Chrysler Destination Charge Lawsuit Dismissed

Vehicle owners say they didn't know FCA made a profit from the destination charge.

Chrysler Destination Charge Lawsuit Dismissed

Posted in News

—  A Chrysler destination charge lawsuit alleges FCA makes a profit from the destination fees charged to customers who purchase new vehicles from dealerships.

The class action lawsuit alleges it is deceptive, unfair or fraudulent for the automaker to list a destination charge that is more than the cost of delivering the vehicle to the dealership.

The plaintiffs also assert Chrysler violates state laws because it fails to explain to each customer how the destination fee reflects the amount charged to a dealer and not the real cost of transporting the vehicle.

And the lawsuit alleges a customer cannot negotiate pricing of the destination charge, and the window labels are misleading.

The window sticker informs consumers about several features of a vehicle including pricing and the amount of the destination charge.

"Plaintiffs bring this class action lawsuit on behalf of themselves and other purchasers of new, model-year 2018 and later Chrysler, Jeep, Dodge, Ram, Fiat and Maserati-brand vehicles distributed for sale in the United States by FCA." — Chrysler destination charge lawsuit

FCA Destination Charge Lawsuit Dismissed

FCA argues the plaintiffs have not alleged a deceptive or unfair practice because the destination charges listed on the vehicles were "the actual amount charged to the dealership, and FCA did not have a duty to provide a more detailed explanation of the destination charge."

Chrysler argues no reasonable consumer would believe the destination charge reflected only the cost of transporting the vehicle and included no profit for the manufacturer.

And the judge agreed.

“Reasonable or average consumers would not be surprised to learn that the price of goods often includes profit for the seller. The term ‘Destination Charge’ does not reasonably imply an absence of profit.” — Judge Todd M. Hughes

The judge also ruled the FCA destination charge was accurately listed as a separate line item on the Monroney stickers (window labels) as required by federal law. In addition, the judge found the plaintiffs agreed to pay the price when contracting with the dealers to buy or lease their vehicles.
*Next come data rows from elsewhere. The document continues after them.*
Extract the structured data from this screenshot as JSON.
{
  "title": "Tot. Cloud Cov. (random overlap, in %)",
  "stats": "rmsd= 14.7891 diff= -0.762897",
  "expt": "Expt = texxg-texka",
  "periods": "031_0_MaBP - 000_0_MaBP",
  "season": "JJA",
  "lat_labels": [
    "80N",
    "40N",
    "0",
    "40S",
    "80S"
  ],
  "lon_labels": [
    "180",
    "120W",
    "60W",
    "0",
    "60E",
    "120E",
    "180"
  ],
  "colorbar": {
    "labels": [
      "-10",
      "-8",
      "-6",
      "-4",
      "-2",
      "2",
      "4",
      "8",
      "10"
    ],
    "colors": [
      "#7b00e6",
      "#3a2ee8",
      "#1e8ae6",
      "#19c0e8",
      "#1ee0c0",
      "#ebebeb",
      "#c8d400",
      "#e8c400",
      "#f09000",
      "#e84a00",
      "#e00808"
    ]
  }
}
The plaintiffs contend the term "destination charge" is "deceptive, unfair, or fraudulent," but the judge ruled the term simply makes clear that it covers what the manufacturer charges for transporting the vehicle.

According to the judge,  "there is no allegation that the amount of any destination charge was more than what the manufacturer charged to the dealerships. Thus, using the term “destination charge” to refer to the amount FCA charged the dealers is not deceptive or unfair."

Judge Hughes also found the plaintiffs have not alleged facts showing the listed destination charge was important in their decisions to purchase their vehicles.

And there is no evidence they would not have purchased or leased their vehicles had FCA disclosed there was profit built into the destination charge.

The original Chrysler class action lawsuit was filed by these owners. Included are the destination charges for the vehicles.

  • Perry and Wendy Beeney / Illinois / 2020 Dodge Journey Crossroad ($1,495) — 2021 Jeep Renegade Trailhawk ($1,495) — 2022 Ram 2500 Power Wagon ($1,795)
  • Nathan Benefield / Missouri / 2019 Ram 1500 Laramie ($1,695) — 2022 Ram 1500 TRX ($1,795)
  • Trevor Cole / Georgia / 2021 Dodge Charger ($1,495)
  • Robert Collingwood / Ohio / 2021 Ram 1500 Big Horn ($1,695)
  • Gary Dutkowski / Pennsylvania / 2021 Ram 2500 Power Wagon ($1,695)
  • Billy E. Rowles Jr. / Texas / 2020 Dodge Ram 1500 Big Horn ($1,695)
  • Darell Upshaw / Florida / 2018 Dodge Challenger SXT ($1,095) — 2021 Jeep Wrangler Sport ($1,495)

The Chrysler destination charge class action lawsuit was filed in the U.S. District Court for the District of Delaware: Beeney, et al., v. FCA US, LLC, et al.

The plaintiffs are represented by the Bifferato Firm, Handley Farah & Anderson PLLC, Gibbs Law Group LLP,  and Baron & Herskowitz.